In the night of June 4, 1812, the boats of the Medusa, under the directions of Lieutenant Josiah Thompson, were sent by Captain Bouverie to attack a French store-ship lying in the harbour of Arcasson; and notwithstanding the rapidity of the tide and the intricacy of the navigation, succeeded in getting alongside, although discovered and hailed by the enemy before they arrived within musket-shot. The Frenchmen it appears were at their quarters, and perfectly prepared to resist the attack; but nothing could baffle the impetuosity of Lieutenant Thompson.who rushed on board at the head of his gallant party, and carried the ship after a desperate struggle, in which the whole of her crew, excepting 23 men, were either killed or compelled to jump overboard: among the latter was her commander, a Lieutenant de vaisseau, severely wounded.

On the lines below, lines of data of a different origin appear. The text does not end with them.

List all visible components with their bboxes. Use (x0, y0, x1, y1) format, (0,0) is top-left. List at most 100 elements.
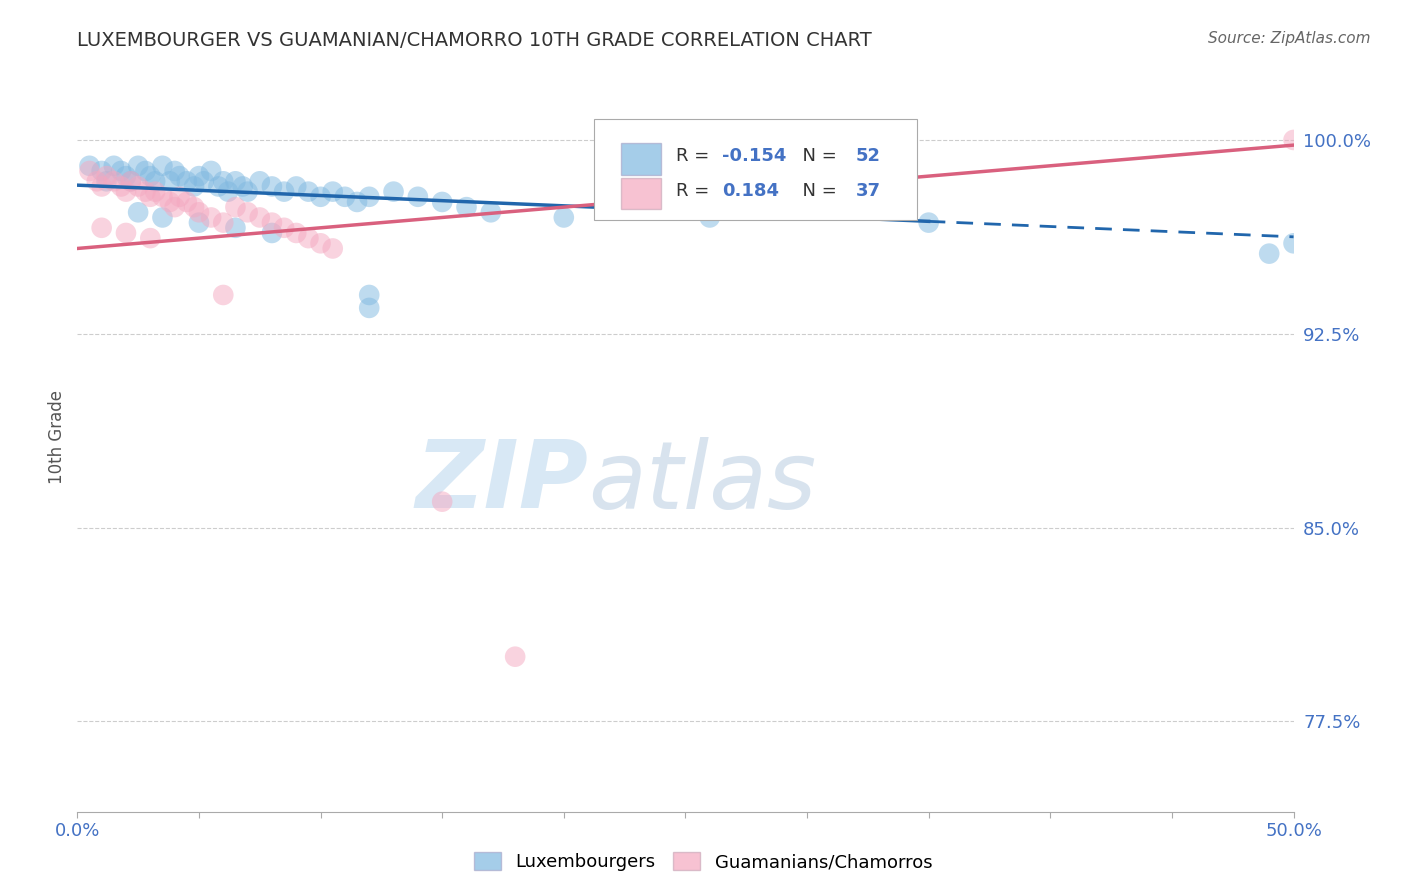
Point (260, 216, 283, 230)
Point (224, 200, 246, 214)
Point (212, 216, 235, 230)
Point (1282, 133, 1305, 147)
Point (456, 200, 478, 214)
Point (176, 194, 198, 209)
Point (169, 169, 191, 183)
Point (110, 179, 132, 194)
Text: 52: 52 (856, 147, 880, 165)
Point (90, 164, 112, 178)
Point (249, 174, 271, 188)
FancyBboxPatch shape (621, 143, 661, 175)
Point (127, 205, 149, 219)
Point (152, 190, 174, 204)
Point (297, 185, 319, 199)
Point (346, 194, 368, 209)
Point (359, 190, 381, 204)
Point (163, 164, 186, 178)
Point (297, 231, 319, 245)
Point (127, 159, 149, 173)
Text: R =: R = (676, 147, 714, 165)
Point (183, 200, 205, 214)
Point (152, 159, 174, 173)
Point (103, 159, 125, 173)
Text: ZIP: ZIP (415, 436, 588, 528)
Point (159, 174, 181, 188)
Point (86, 174, 108, 188)
Text: N =: N = (792, 147, 842, 165)
Point (236, 185, 259, 199)
Point (212, 288, 235, 302)
Point (143, 185, 166, 199)
Text: 37: 37 (856, 182, 880, 200)
Point (139, 190, 162, 204)
Point (134, 185, 156, 199)
Point (152, 211, 174, 225)
Point (273, 185, 295, 199)
Point (193, 174, 215, 188)
Point (169, 190, 191, 204)
Point (406, 190, 429, 204)
Point (90, 179, 112, 194)
Point (212, 174, 235, 188)
Point (79, 164, 101, 178)
Point (115, 185, 138, 199)
Point (159, 194, 181, 209)
Point (236, 205, 259, 219)
Text: atlas: atlas (588, 436, 817, 527)
Legend: Luxembourgers, Guamanians/Chamorros: Luxembourgers, Guamanians/Chamorros (467, 845, 939, 879)
Point (553, 211, 575, 225)
Point (224, 220, 246, 235)
Point (333, 190, 356, 204)
Point (479, 205, 502, 219)
FancyBboxPatch shape (621, 178, 661, 209)
Point (285, 226, 308, 240)
Point (110, 164, 132, 178)
Point (200, 164, 222, 178)
Point (1258, 246, 1281, 260)
Point (430, 494, 453, 508)
Point (115, 226, 138, 240)
Y-axis label: 10th Grade: 10th Grade (48, 390, 66, 484)
Point (249, 211, 271, 225)
Point (918, 216, 941, 230)
Text: N =: N = (792, 182, 842, 200)
Point (183, 179, 205, 194)
Point (207, 179, 229, 194)
Point (143, 174, 166, 188)
Point (1282, 236, 1305, 251)
Text: R =: R = (676, 182, 720, 200)
Text: 0.184: 0.184 (721, 182, 779, 200)
Point (503, 649, 526, 664)
Point (188, 169, 211, 183)
Point (103, 174, 125, 188)
Text: -0.154: -0.154 (721, 147, 786, 165)
Point (127, 179, 149, 194)
Point (134, 164, 156, 178)
Point (699, 211, 721, 225)
Point (322, 242, 344, 256)
Point (260, 226, 283, 240)
Point (115, 169, 138, 183)
Point (176, 174, 198, 188)
Point (139, 231, 162, 245)
Point (120, 174, 142, 188)
Point (139, 169, 162, 183)
Text: LUXEMBOURGER VS GUAMANIAN/CHAMORRO 10TH GRADE CORRELATION CHART: LUXEMBOURGER VS GUAMANIAN/CHAMORRO 10TH … (77, 31, 872, 50)
Point (200, 211, 222, 225)
Point (79, 159, 101, 173)
Point (273, 220, 295, 235)
FancyBboxPatch shape (595, 119, 917, 219)
Text: Source: ZipAtlas.com: Source: ZipAtlas.com (1208, 31, 1371, 46)
Point (260, 179, 283, 194)
Point (217, 185, 239, 199)
Point (232, 179, 254, 194)
Point (188, 205, 211, 219)
Point (309, 190, 332, 204)
Point (430, 194, 453, 209)
Point (96, 169, 118, 183)
Point (309, 236, 332, 251)
Point (285, 179, 308, 194)
Point (224, 174, 246, 188)
Point (322, 185, 344, 199)
Point (163, 200, 186, 214)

The prize proved to be la Dorade, mounting 14 guns, with a complement of 86 men, and a full cargo of ship timber. At day-light she was got under weigh; but after proceeding about a league down the harbour she grounded on a sand-bank, and the tide then running out with great violence, the captors were obliged to set her on fire, by which means she was soon completely destroyed. In the execution of this spirited enterprise the Medusa had none killed, and only 5 men wounded.

From this period Captain Bouverie was employed in a series of active operations on the north coast of Spain, and his zeal and exertions were repeatedly noticed in Sir Home Popham’s despatches, extracts from which will be found under the head of Sir George Collier, Bart, at p. 523, et seq, He left the Medusa in June 1813, and has not since been afloat.

Captain Bouverie married, Dec. 27, 1808, Louisa, second daughter of the late Joseph May, of Hale House, co. Wilts, Esq., and by that lady has one daughter.



  1. The Medusa assisted at the capture of the town of Maldonado, and the island of Gorrite, in Oct. 1806. The operations of the British from that period till the final evacuation of Spanish America, have already been detailed in our memoirs of Sir Josias Rowley, and other officers. See vol. I, note at p. 624, et seq.
  2. See vol. II. part I. p. 210, et seq.